Desculpa! Não quero ser exigente mas começa a doer ter esta corrente 
atada ao meu pescoço. Às vezes tenho o pescoço dormente, e outras vezes 
tenho muito comichão e nem consigo coçar! Sinto o seu peso todos os 
dias, o peso da solidão que me prende.
Tenho vontade
de esticar as pernas e correr...e como eu gostava de poder fazer isso 
contigo! Adorava que me atirasses umas bolas, aí eu podia mostrar-te 
como sou rápido a correr e como as trazia rapidamente. Gostava de poder 
ver o que tu vês, o mundo lá fora é muito grande? E existem outros como 
eu?
Ás vezes 
tenho sede e alguma fome mas eu aguento em silêncio porque sei que assim
que poder virá dar-me comida e água, sei que fazes o que podes, eu não 
quero incomodar, mas sabes, por vezes gostava de ter um pouco da tua 
companhia.
Sei que 
talvez alguém te tenha dito que eu não tenho sentimentos, mas olha que é
mentira! Nem imaginas quanta alegria sinto quando alguém me toca ou se 
dirige a mim. Nem sabes quanta tristeza e solidão pesa em mim nas longas
horas que não vejo ninguém. Nem sabes o medo que por vezes sinto no 
Inverno aqui sozinho, e tenho tanta vontade de estar perto de ti.
No outro dia 
passaram aqui umas pessoas estranhas e puseram-se a olhar cá para dentro
e a apontar para mim, riam e atiravam umas pedras na minha direção. 

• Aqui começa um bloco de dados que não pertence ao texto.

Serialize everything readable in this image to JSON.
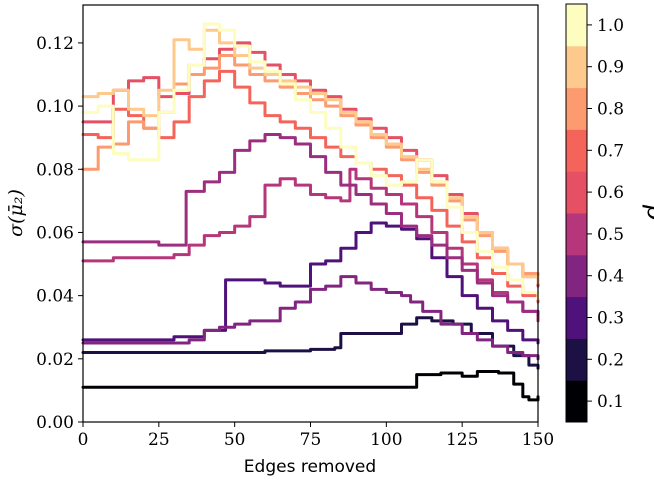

Queriam vir fazer-te mal. Acertaram-me com uma na pata e ontem não 
consegui levantar-me , mas eu afuguentei-as logo com o meu ladrar. Eu 
não quero que ninguém te venha fazer mal…e não quero que te zangues 
comigo, eu prometo fazer melhor por ti.
Eu sou o teu 
amigo mais fiel, nunca te irei trair, não guardo rancor, e não tiro 
nunca o lugar de ninguém, será que tens mais amigos assim no teu mundo? 

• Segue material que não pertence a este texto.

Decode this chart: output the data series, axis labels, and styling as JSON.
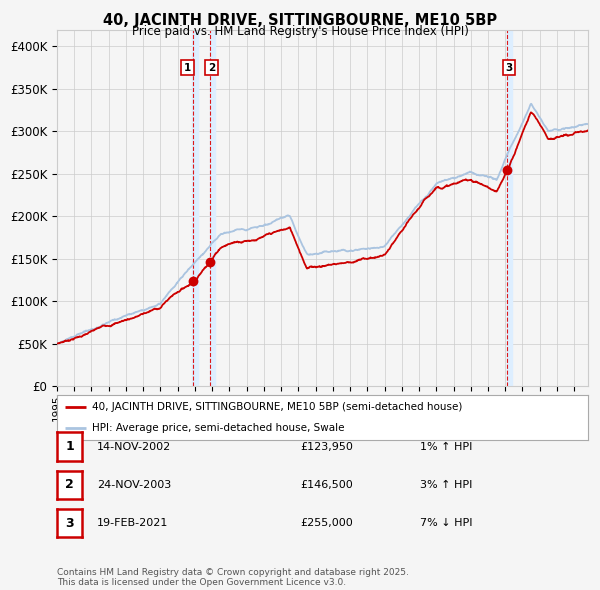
{
  "title": "40, JACINTH DRIVE, SITTINGBOURNE, ME10 5BP",
  "subtitle": "Price paid vs. HM Land Registry's House Price Index (HPI)",
  "transactions": [
    {
      "num": 1,
      "date": "14-NOV-2002",
      "date_x": 2002.87,
      "price": 123950,
      "pct": "1%",
      "dir": "↑"
    },
    {
      "num": 2,
      "date": "24-NOV-2003",
      "date_x": 2003.9,
      "price": 146500,
      "pct": "3%",
      "dir": "↑"
    },
    {
      "num": 3,
      "date": "19-FEB-2021",
      "date_x": 2021.13,
      "price": 255000,
      "pct": "7%",
      "dir": "↓"
    }
  ],
  "legend_line1": "40, JACINTH DRIVE, SITTINGBOURNE, ME10 5BP (semi-detached house)",
  "legend_line2": "HPI: Average price, semi-detached house, Swale",
  "footer": "Contains HM Land Registry data © Crown copyright and database right 2025.\nThis data is licensed under the Open Government Licence v3.0.",
  "ylim": [
    0,
    420000
  ],
  "yticks": [
    0,
    50000,
    100000,
    150000,
    200000,
    250000,
    300000,
    350000,
    400000
  ],
  "ytick_labels": [
    "£0",
    "£50K",
    "£100K",
    "£150K",
    "£200K",
    "£250K",
    "£300K",
    "£350K",
    "£400K"
  ],
  "xlim_start": 1995.0,
  "xlim_end": 2025.8,
  "hpi_color": "#aac4e0",
  "price_color": "#cc0000",
  "vline_color": "#dd0000",
  "highlight_color": "#ddeeff",
  "background_color": "#f5f5f5",
  "grid_color": "#cccccc"
}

Só queria um pouco mais da tua atenção e amor, uma cama quente no 
inverno, um local fresco no verão e o teu cheiro a entrar-me nas narinas
todos os dias, seguido de um sorriso e uma festa no meu velho lombo.
Eu sei que um
dia tu irás chegar aqui e tirar a corrente, e dar-me tudo isto, até lá 
eu fico quieto á espera. Só não demores muito meu "dono", porque estou a
ficar velho e começo a ver e ouvir mal. Faltam-me forças e não quero 
ir, sem viver um pouco contigo.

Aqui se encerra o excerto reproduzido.